Comment by tel
1 day ago
I've recently begun replacing Markdown with Gemini's .gmi/gemtext format. It is Markdown with fewer features. I appreciate the simplicity and it's tremendously easy for custom tools to parse.
It has no inline formatting, only 3 levels of ATX headers (without trailing #s), one level of bullet points using only asterisk and not dash to delimit, does not merge touching non-whitespace lines (thus expecting one line per paragraph), and supports only triple-backtick fenced preformatted text areas that just flip on and off.
Maybe the biggest change is that links are necessarily listed on their own line, proceeded by a `=>` and optionally followed by alt-text.
My gemtext parser is maybe 70 lines and it is arguably 95% of what one needs from Markdown.
I thought I was the only one. It is great for just having some text with headers and links, without any distractions.
Only complaint is that it handles line-breaks the way some Markdown variants do, with each line being one paragraph of text.
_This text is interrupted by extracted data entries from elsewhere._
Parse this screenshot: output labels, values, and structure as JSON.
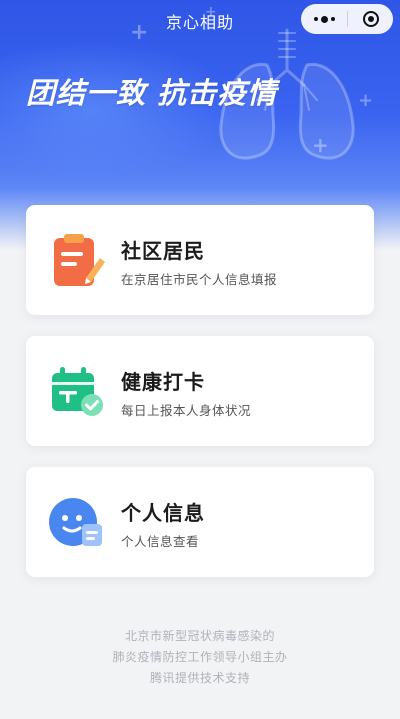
{
  "header": {
    "app_title": "京心相助",
    "capsule": {
      "more_icon": "more-dots-icon",
      "close_icon": "close-circle-icon"
    }
  },
  "banner": {
    "slogan": "团结一致 抗击疫情",
    "decoration_icon": "lungs-icon",
    "colors": {
      "top": "#2f56e6",
      "bottom": "#5d86f6"
    }
  },
  "cards": [
    {
      "title": "社区居民",
      "subtitle": "在京居住市民个人信息填报",
      "icon": "clipboard-edit-icon",
      "accent": "#f07048"
    },
    {
      "title": "健康打卡",
      "subtitle": "每日上报本人身体状况",
      "icon": "calendar-check-icon",
      "accent": "#23c08a"
    },
    {
      "title": "个人信息",
      "subtitle": "个人信息查看",
      "icon": "profile-face-icon",
      "accent": "#4a86f0"
    }
  ],
  "footer": {
    "lines": [
      "北京市新型冠状病毒感染的",
      "肺炎疫情防控工作领导小组主办",
      "腾讯提供技术支持"
    ]
  }
}
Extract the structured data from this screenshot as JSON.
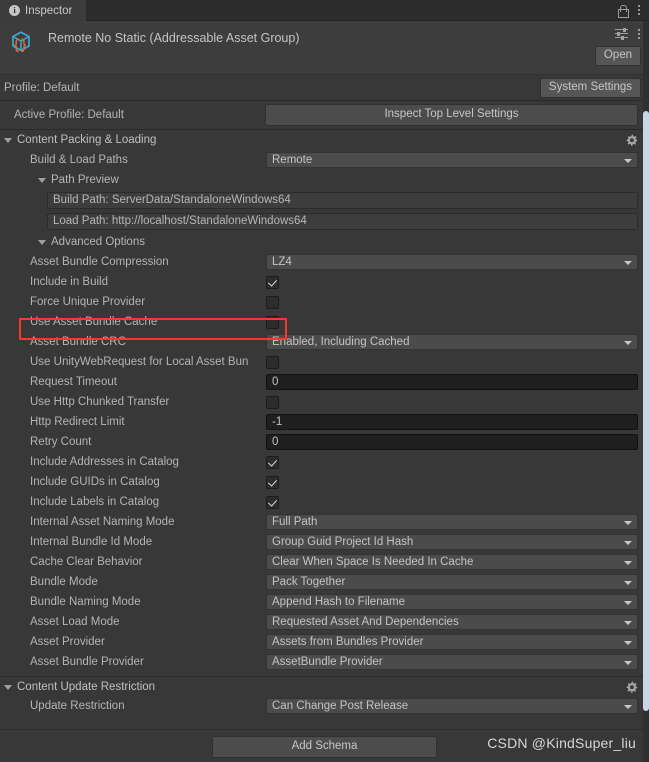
{
  "window": {
    "tab_label": "Inspector",
    "tab_icon": "info-icon",
    "lock_icon": "lock-icon",
    "menu_icon": "kebab-menu-icon"
  },
  "object_header": {
    "icon": "addressable-asset-group-icon",
    "title": "Remote No Static (Addressable Asset Group)",
    "preset_icon": "sliders-icon",
    "menu_icon": "kebab-menu-icon",
    "open_button": "Open"
  },
  "profile_bar": {
    "label": "Profile: Default",
    "system_settings_button": "System Settings"
  },
  "active_profile": {
    "label": "Active Profile: Default",
    "button": "Inspect Top Level Settings"
  },
  "content_packing": {
    "title": "Content Packing & Loading",
    "gear_icon": "gear-icon",
    "build_load_paths": {
      "label": "Build & Load Paths",
      "value": "Remote"
    },
    "path_preview": {
      "title": "Path Preview",
      "build_path": "Build Path: ServerData/StandaloneWindows64",
      "load_path": "Load Path: http://localhost/StandaloneWindows64"
    },
    "advanced_options": {
      "title": "Advanced Options",
      "rows": [
        {
          "label": "Asset Bundle Compression",
          "type": "dropdown",
          "value": "LZ4"
        },
        {
          "label": "Include in Build",
          "type": "checkbox",
          "checked": true
        },
        {
          "label": "Force Unique Provider",
          "type": "checkbox",
          "checked": false
        },
        {
          "label": "Use Asset Bundle Cache",
          "type": "checkbox",
          "checked": false,
          "highlighted": true
        },
        {
          "label": "Asset Bundle CRC",
          "type": "dropdown",
          "value": "Enabled, Including Cached"
        },
        {
          "label": "Use UnityWebRequest for Local Asset Bun",
          "type": "checkbox",
          "checked": false
        },
        {
          "label": "Request Timeout",
          "type": "textfield",
          "value": "0"
        },
        {
          "label": "Use Http Chunked Transfer",
          "type": "checkbox",
          "checked": false
        },
        {
          "label": "Http Redirect Limit",
          "type": "textfield",
          "value": "-1"
        },
        {
          "label": "Retry Count",
          "type": "textfield",
          "value": "0"
        },
        {
          "label": "Include Addresses in Catalog",
          "type": "checkbox",
          "checked": true
        },
        {
          "label": "Include GUIDs in Catalog",
          "type": "checkbox",
          "checked": true
        },
        {
          "label": "Include Labels in Catalog",
          "type": "checkbox",
          "checked": true
        },
        {
          "label": "Internal Asset Naming Mode",
          "type": "dropdown",
          "value": "Full Path"
        },
        {
          "label": "Internal Bundle Id Mode",
          "type": "dropdown",
          "value": "Group Guid Project Id Hash"
        },
        {
          "label": "Cache Clear Behavior",
          "type": "dropdown",
          "value": "Clear When Space Is Needed In Cache"
        },
        {
          "label": "Bundle Mode",
          "type": "dropdown",
          "value": "Pack Together"
        },
        {
          "label": "Bundle Naming Mode",
          "type": "dropdown",
          "value": "Append Hash to Filename"
        },
        {
          "label": "Asset Load Mode",
          "type": "dropdown",
          "value": "Requested Asset And Dependencies"
        },
        {
          "label": "Asset Provider",
          "type": "dropdown",
          "value": "Assets from Bundles Provider"
        },
        {
          "label": "Asset Bundle Provider",
          "type": "dropdown",
          "value": "AssetBundle Provider"
        }
      ]
    }
  },
  "content_update_restriction": {
    "title": "Content Update Restriction",
    "gear_icon": "gear-icon",
    "update_restriction": {
      "label": "Update Restriction",
      "value": "Can Change Post Release"
    }
  },
  "footer": {
    "add_schema_button": "Add Schema",
    "watermark": "CSDN @KindSuper_liu"
  },
  "colors": {
    "highlight": "#f03c2e",
    "panel_bg": "#383838",
    "icon_cyan": "#3fa9c9",
    "icon_orange": "#e8643c",
    "scrollbar": "#c8d7e8"
  }
}
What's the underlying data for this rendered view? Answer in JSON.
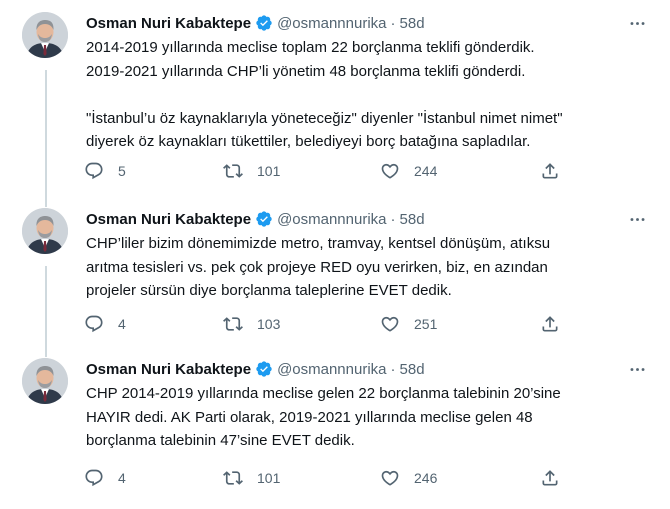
{
  "author": {
    "name": "Osman Nuri Kabaktepe",
    "handle": "@osmannnurika",
    "verified": true
  },
  "tweets": [
    {
      "time": "58d",
      "lines": [
        "2014-2019 yıllarında meclise toplam 22 borçlanma teklifi gönderdik.",
        "2019-2021 yıllarında CHP’li yönetim 48 borçlanma teklifi gönderdi.",
        "",
        "\"İstanbul’u öz kaynaklarıyla yöneteceğiz\" diyenler \"İstanbul nimet nimet\"",
        "diyerek öz kaynakları tükettiler, belediyeyi borç batağına sapladılar."
      ],
      "replies": "5",
      "retweets": "101",
      "likes": "244"
    },
    {
      "time": "58d",
      "lines": [
        "CHP’liler bizim dönemimizde metro, tramvay, kentsel dönüşüm, atıksu",
        "arıtma tesisleri vs. pek çok projeye RED oyu verirken, biz, en azından",
        "projeler sürsün diye borçlanma taleplerine EVET dedik."
      ],
      "replies": "4",
      "retweets": "103",
      "likes": "251"
    },
    {
      "time": "58d",
      "lines": [
        "CHP 2014-2019 yıllarında meclise gelen 22 borçlanma talebinin 20’sine",
        "HAYIR dedi. AK Parti olarak, 2019-2021 yıllarında meclise gelen 48",
        "borçlanma talebinin 47’sine EVET dedik."
      ],
      "replies": "4",
      "retweets": "101",
      "likes": "246"
    }
  ],
  "separator": "·",
  "icons": {
    "verified": "verified-badge-icon",
    "more": "more-options-icon",
    "reply": "reply-icon",
    "retweet": "retweet-icon",
    "like": "heart-icon",
    "share": "share-icon"
  },
  "colors": {
    "text": "#0f1419",
    "secondary": "#536471",
    "verified": "#1d9bf0",
    "thread_line": "#cfd9de"
  }
}
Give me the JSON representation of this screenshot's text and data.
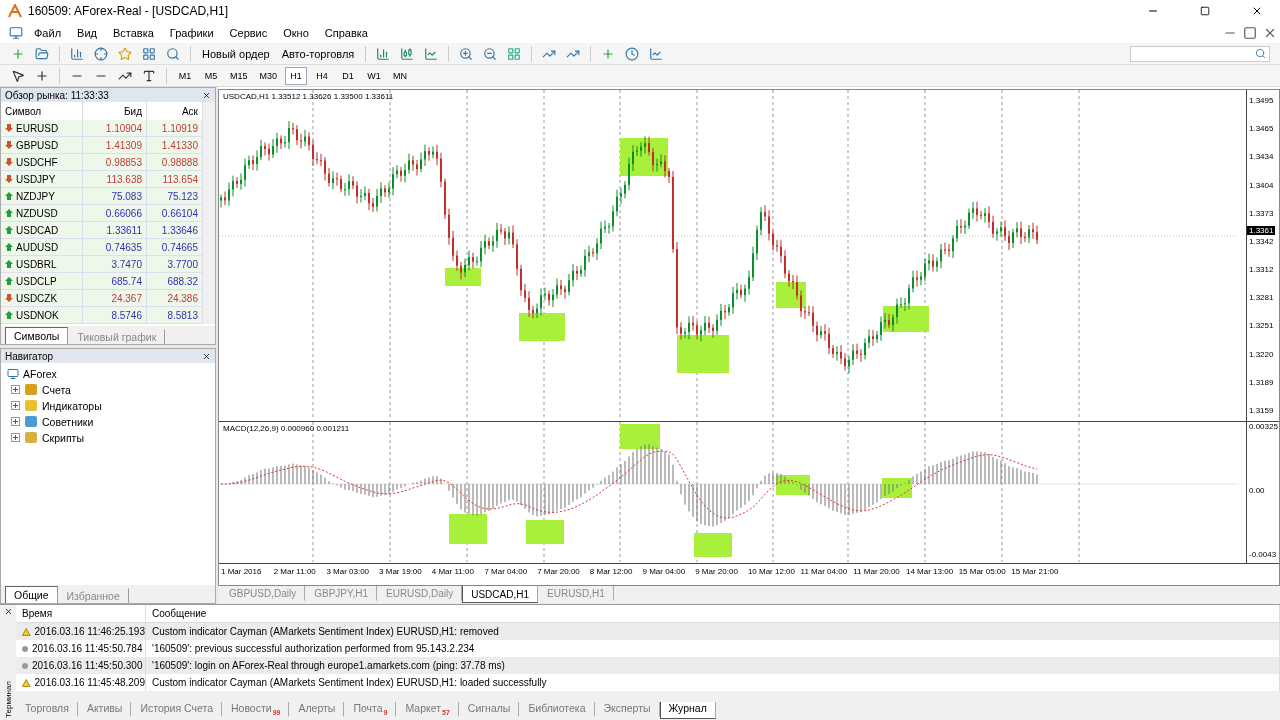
{
  "window": {
    "title": "160509: AForex-Real - [USDCAD,H1]"
  },
  "menu": [
    "Файл",
    "Вид",
    "Вставка",
    "Графики",
    "Сервис",
    "Окно",
    "Справка"
  ],
  "toolbar": {
    "buttons": [
      {
        "label": "Новый ордер"
      },
      {
        "label": "Авто-торговля"
      }
    ]
  },
  "timeframes": [
    {
      "label": "M1",
      "selected": false
    },
    {
      "label": "M5",
      "selected": false
    },
    {
      "label": "M15",
      "selected": false
    },
    {
      "label": "M30",
      "selected": false
    },
    {
      "label": "H1",
      "selected": true
    },
    {
      "label": "H4",
      "selected": false
    },
    {
      "label": "D1",
      "selected": false
    },
    {
      "label": "W1",
      "selected": false
    },
    {
      "label": "MN",
      "selected": false
    }
  ],
  "market_watch": {
    "title": "Обзор рынка: 11:33:33",
    "columns": [
      "Символ",
      "Бид",
      "Аск"
    ],
    "rows": [
      {
        "symbol": "EURUSD",
        "bid": "1.10904",
        "ask": "1.10919",
        "rising": false
      },
      {
        "symbol": "GBPUSD",
        "bid": "1.41309",
        "ask": "1.41330",
        "rising": false
      },
      {
        "symbol": "USDCHF",
        "bid": "0.98853",
        "ask": "0.98888",
        "rising": false
      },
      {
        "symbol": "USDJPY",
        "bid": "113.638",
        "ask": "113.654",
        "rising": false
      },
      {
        "symbol": "NZDJPY",
        "bid": "75.083",
        "ask": "75.123",
        "rising": true
      },
      {
        "symbol": "NZDUSD",
        "bid": "0.66066",
        "ask": "0.66104",
        "rising": true
      },
      {
        "symbol": "USDCAD",
        "bid": "1.33611",
        "ask": "1.33646",
        "rising": true
      },
      {
        "symbol": "AUDUSD",
        "bid": "0.74635",
        "ask": "0.74665",
        "rising": true
      },
      {
        "symbol": "USDBRL",
        "bid": "3.7470",
        "ask": "3.7700",
        "rising": true
      },
      {
        "symbol": "USDCLP",
        "bid": "685.74",
        "ask": "688.32",
        "rising": true
      },
      {
        "symbol": "USDCZK",
        "bid": "24.367",
        "ask": "24.386",
        "rising": false
      },
      {
        "symbol": "USDNOK",
        "bid": "8.5746",
        "ask": "8.5813",
        "rising": true
      }
    ],
    "tabs": [
      {
        "label": "Символы",
        "selected": true
      },
      {
        "label": "Тиковый график",
        "selected": false
      }
    ]
  },
  "navigator": {
    "title": "Навигатор",
    "root": "AForex",
    "items": [
      {
        "label": "Счета",
        "kind": "accounts"
      },
      {
        "label": "Индикаторы",
        "kind": "indicators"
      },
      {
        "label": "Советники",
        "kind": "experts"
      },
      {
        "label": "Скрипты",
        "kind": "scripts"
      }
    ],
    "tabs": [
      {
        "label": "Общие",
        "selected": true
      },
      {
        "label": "Избранное",
        "selected": false
      }
    ]
  },
  "chart": {
    "header": "USDCAD,H1  1.33512 1.33626 1.33500 1.33611",
    "price_labels": [
      "1.3495",
      "1.3465",
      "1.3434",
      "1.3404",
      "1.3373",
      "1.3342",
      "1.3312",
      "1.3281",
      "1.3251",
      "1.3220",
      "1.3189",
      "1.3159"
    ],
    "current_price": "1.3361",
    "macd_label": "MACD(12,26,9) 0.000960 0.001211",
    "macd_labels": [
      "0.00325",
      "0.00",
      "-0.0043"
    ],
    "time_labels": [
      "1 Mar 2016",
      "2 Mar 11:00",
      "3 Mar 03:00",
      "3 Mar 19:00",
      "4 Mar 11:00",
      "7 Mar 04:00",
      "7 Mar 20:00",
      "8 Mar 12:00",
      "9 Mar 04:00",
      "9 Mar 20:00",
      "10 Mar 12:00",
      "11 Mar 04:00",
      "11 Mar 20:00",
      "14 Mar 13:00",
      "15 Mar 05:00",
      "15 Mar 21:00"
    ]
  },
  "chart_tabs": [
    {
      "label": "GBPUSD,Daily",
      "selected": false
    },
    {
      "label": "GBPJPY,H1",
      "selected": false
    },
    {
      "label": "EURUSD,Daily",
      "selected": false
    },
    {
      "label": "USDCAD,H1",
      "selected": true
    },
    {
      "label": "EURUSD,H1",
      "selected": false
    }
  ],
  "terminal": {
    "side_label": "Терминал",
    "columns": [
      "Время",
      "Сообщение"
    ],
    "rows": [
      {
        "kind": "warning",
        "time": "2016.03.16 11:46:25.193",
        "message": "Custom indicator Cayman (AMarkets Sentiment Index) EURUSD,H1: removed"
      },
      {
        "kind": "info",
        "time": "2016.03.16 11:45:50.784",
        "message": "'160509': previous successful authorization performed from 95.143.2.234"
      },
      {
        "kind": "info",
        "time": "2016.03.16 11:45:50.300",
        "message": "'160509': login on AForex-Real through europe1.amarkets.com (ping: 37.78 ms)"
      },
      {
        "kind": "warning",
        "time": "2016.03.16 11:45:48.209",
        "message": "Custom indicator Cayman (AMarkets Sentiment Index) EURUSD,H1: loaded successfully"
      }
    ],
    "tabs": [
      {
        "label": "Торговля",
        "selected": false
      },
      {
        "label": "Активы",
        "selected": false
      },
      {
        "label": "История Счета",
        "selected": false
      },
      {
        "label": "Новости",
        "badge": "99",
        "selected": false
      },
      {
        "label": "Алерты",
        "selected": false
      },
      {
        "label": "Почта",
        "badge": "9",
        "selected": false
      },
      {
        "label": "Маркет",
        "badge": "57",
        "selected": false
      },
      {
        "label": "Сигналы",
        "selected": false
      },
      {
        "label": "Библиотека",
        "selected": false
      },
      {
        "label": "Эксперты",
        "selected": false
      },
      {
        "label": "Журнал",
        "selected": true
      }
    ]
  }
}
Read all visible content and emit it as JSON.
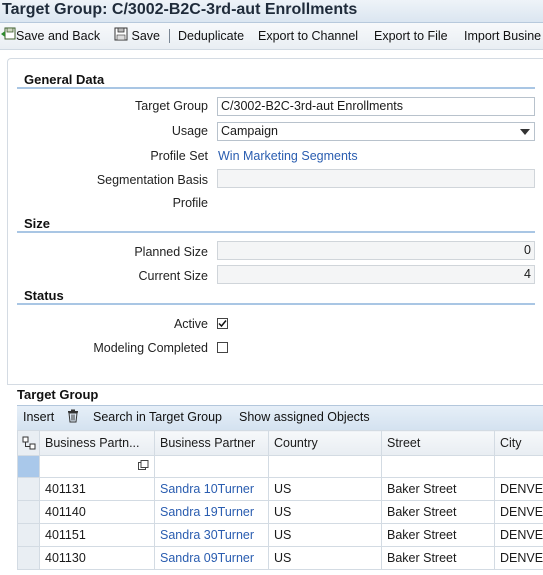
{
  "window": {
    "title": "Target Group: C/3002-B2C-3rd-aut Enrollments"
  },
  "toolbar": {
    "save_and_back": "Save and Back",
    "save": "Save",
    "deduplicate": "Deduplicate",
    "export_channel": "Export to Channel",
    "export_file": "Export to File",
    "import_business": "Import Busine"
  },
  "general": {
    "heading": "General Data",
    "target_group_label": "Target Group",
    "target_group_value": "C/3002-B2C-3rd-aut Enrollments",
    "usage_label": "Usage",
    "usage_value": "Campaign",
    "profile_set_label": "Profile Set",
    "profile_set_value": "Win Marketing Segments",
    "segmentation_basis_label": "Segmentation Basis",
    "segmentation_basis_value": "",
    "profile_label": "Profile"
  },
  "size": {
    "heading": "Size",
    "planned_label": "Planned Size",
    "planned_value": "0",
    "current_label": "Current Size",
    "current_value": "4"
  },
  "status": {
    "heading": "Status",
    "active_label": "Active",
    "active_checked": true,
    "modeling_label": "Modeling Completed",
    "modeling_checked": false
  },
  "table": {
    "title": "Target Group",
    "actions": {
      "insert": "Insert",
      "search": "Search in Target Group",
      "show_assigned": "Show assigned Objects"
    },
    "columns": [
      "Business Partn...",
      "Business Partner",
      "Country",
      "Street",
      "City"
    ],
    "rows": [
      [
        "401131",
        "Sandra 10Turner",
        "US",
        "Baker Street",
        "DENVE"
      ],
      [
        "401140",
        "Sandra 19Turner",
        "US",
        "Baker Street",
        "DENVE"
      ],
      [
        "401151",
        "Sandra 30Turner",
        "US",
        "Baker Street",
        "DENVE"
      ],
      [
        "401130",
        "Sandra 09Turner",
        "US",
        "Baker Street",
        "DENVE"
      ]
    ]
  },
  "colors": {
    "accent": "#a9c6e4",
    "link": "#2a5db0",
    "title_bg": "#dbe6f1"
  }
}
I much prefer line-breaks to be just treated as whitespace and using double breaks to end paragraphs, like e.g. Pandoc's Markdown format (one reason I always use that when I render Markdown).
Definitely not common! Nice to hear I'm not alone either.
And yeah, I agree. Practically, it's the thing that annoys me the most day-to-day. I've mostly got wrapping set up to handle it now, but it remains a little finicky.